A Single-Loop Deep Actor-Critic Algorithm for Constrained Reinforcement Learning with Provable Convergence
Kexuan Wang, An Liu, Baishuo Lin
TL;DR
The paper tackles constrained reinforcement learning for continuous-control CMDPs by proposing SLDAC, a single-loop deep actor-critic framework that uses CSSCA for the actor and a limited-iteration, observation-reuse critic update to drastically reduce environment interactions. It provides theoretical guarantees, proving almost-sure convergence to a KKT point and establishing asymptotic surrogate-function consistency with finite-time convergence rates for the critic networks. The approach relies on dual critics, TD learning, and carefully designed step-size schedules to manage bias from the single-loop design. Empirically, SLDAC outperforms baselines in three CRL domains (delay-constrained power control, safe robot navigation, and constrained LQR) while achieving significantly lower interaction costs.
Abstract
Deep Actor-Critic algorithms, which combine Actor-Critic with deep neural network (DNN), have been among the most prevalent reinforcement learning algorithms for decision-making problems in simulated environments. However, the existing deep Actor-Critic algorithms are still not mature to solve realistic problems with non-convex stochastic constraints and high cost to interact with the environment.

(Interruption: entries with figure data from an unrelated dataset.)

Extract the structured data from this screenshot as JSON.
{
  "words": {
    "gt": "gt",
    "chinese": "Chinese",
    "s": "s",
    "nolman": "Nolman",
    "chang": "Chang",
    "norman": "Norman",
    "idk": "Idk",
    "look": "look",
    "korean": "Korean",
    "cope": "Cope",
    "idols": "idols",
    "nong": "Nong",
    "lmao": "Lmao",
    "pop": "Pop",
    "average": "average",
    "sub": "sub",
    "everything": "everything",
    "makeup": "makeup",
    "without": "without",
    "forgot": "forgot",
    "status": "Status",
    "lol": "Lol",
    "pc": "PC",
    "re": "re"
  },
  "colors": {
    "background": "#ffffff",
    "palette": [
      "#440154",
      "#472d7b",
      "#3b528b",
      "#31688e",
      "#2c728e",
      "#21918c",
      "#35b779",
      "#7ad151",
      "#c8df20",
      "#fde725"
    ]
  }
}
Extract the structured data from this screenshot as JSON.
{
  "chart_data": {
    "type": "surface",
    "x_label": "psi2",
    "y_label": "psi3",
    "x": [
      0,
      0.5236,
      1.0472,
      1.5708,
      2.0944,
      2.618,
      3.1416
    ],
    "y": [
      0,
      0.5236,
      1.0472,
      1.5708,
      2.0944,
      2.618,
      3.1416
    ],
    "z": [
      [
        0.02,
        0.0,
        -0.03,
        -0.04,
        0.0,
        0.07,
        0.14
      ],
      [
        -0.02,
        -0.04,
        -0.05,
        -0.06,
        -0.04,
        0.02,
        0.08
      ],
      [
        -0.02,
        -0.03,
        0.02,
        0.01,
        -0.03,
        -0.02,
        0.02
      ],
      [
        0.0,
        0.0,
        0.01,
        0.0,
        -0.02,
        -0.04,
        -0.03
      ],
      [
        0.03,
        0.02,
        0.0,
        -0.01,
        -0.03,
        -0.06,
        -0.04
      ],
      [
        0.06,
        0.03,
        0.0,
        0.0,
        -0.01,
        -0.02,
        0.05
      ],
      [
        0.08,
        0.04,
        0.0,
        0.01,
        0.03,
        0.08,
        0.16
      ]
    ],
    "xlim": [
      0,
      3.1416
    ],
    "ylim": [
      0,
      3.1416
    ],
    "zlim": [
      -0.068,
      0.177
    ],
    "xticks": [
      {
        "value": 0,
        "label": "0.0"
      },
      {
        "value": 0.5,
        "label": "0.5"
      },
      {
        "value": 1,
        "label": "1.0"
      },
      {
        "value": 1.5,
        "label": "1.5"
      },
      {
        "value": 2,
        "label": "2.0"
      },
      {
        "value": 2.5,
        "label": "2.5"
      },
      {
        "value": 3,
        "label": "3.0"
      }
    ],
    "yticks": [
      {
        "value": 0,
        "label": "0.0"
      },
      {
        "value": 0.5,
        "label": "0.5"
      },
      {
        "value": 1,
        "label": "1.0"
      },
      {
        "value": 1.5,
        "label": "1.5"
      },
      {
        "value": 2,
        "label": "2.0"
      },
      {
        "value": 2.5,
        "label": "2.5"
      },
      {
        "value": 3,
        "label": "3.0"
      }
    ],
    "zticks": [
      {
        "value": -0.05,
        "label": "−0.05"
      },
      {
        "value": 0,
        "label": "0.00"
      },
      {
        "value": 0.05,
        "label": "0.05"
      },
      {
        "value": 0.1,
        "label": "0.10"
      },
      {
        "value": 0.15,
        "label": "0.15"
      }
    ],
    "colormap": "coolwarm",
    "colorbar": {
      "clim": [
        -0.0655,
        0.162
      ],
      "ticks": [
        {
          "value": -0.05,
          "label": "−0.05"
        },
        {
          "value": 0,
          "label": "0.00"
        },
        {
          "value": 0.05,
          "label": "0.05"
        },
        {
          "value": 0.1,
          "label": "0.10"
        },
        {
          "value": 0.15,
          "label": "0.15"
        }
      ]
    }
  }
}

In this paper, we propose a single-loop deep Actor-Critic (SLDAC) algorithmic framework for general constrained reinforcement learning (CRL) problems. In the actor step, the constrained stochastic successive convex approximation (CSSCA) method is applied to handle the non-convex stochastic objective and constraints. In the critic step, the critic DNNs are only updated once or a few finite times for each iteration, which simplifies the algorithm to a single-loop framework (the existing works require a sufficient number of updates for the critic step to ensure a good enough convergence of the inner loop for each iteration). Moreover, the variance of the policy gradient estimation is reduced by reusing observations from the old policy. The single-loop design and the observation reuse effectively reduce the agent-environment interaction cost and computational complexity. In spite of the biased policy gradient estimation incurred by the single-loop design and observation reuse, we prove that the SLDAC with a feasible initial point can converge to a Karush-Kuhn-Tuker (KKT) point of the original problem almost surely. Simulations show that the SLDAC algorithm can achieve superior performance with much lower interaction cost.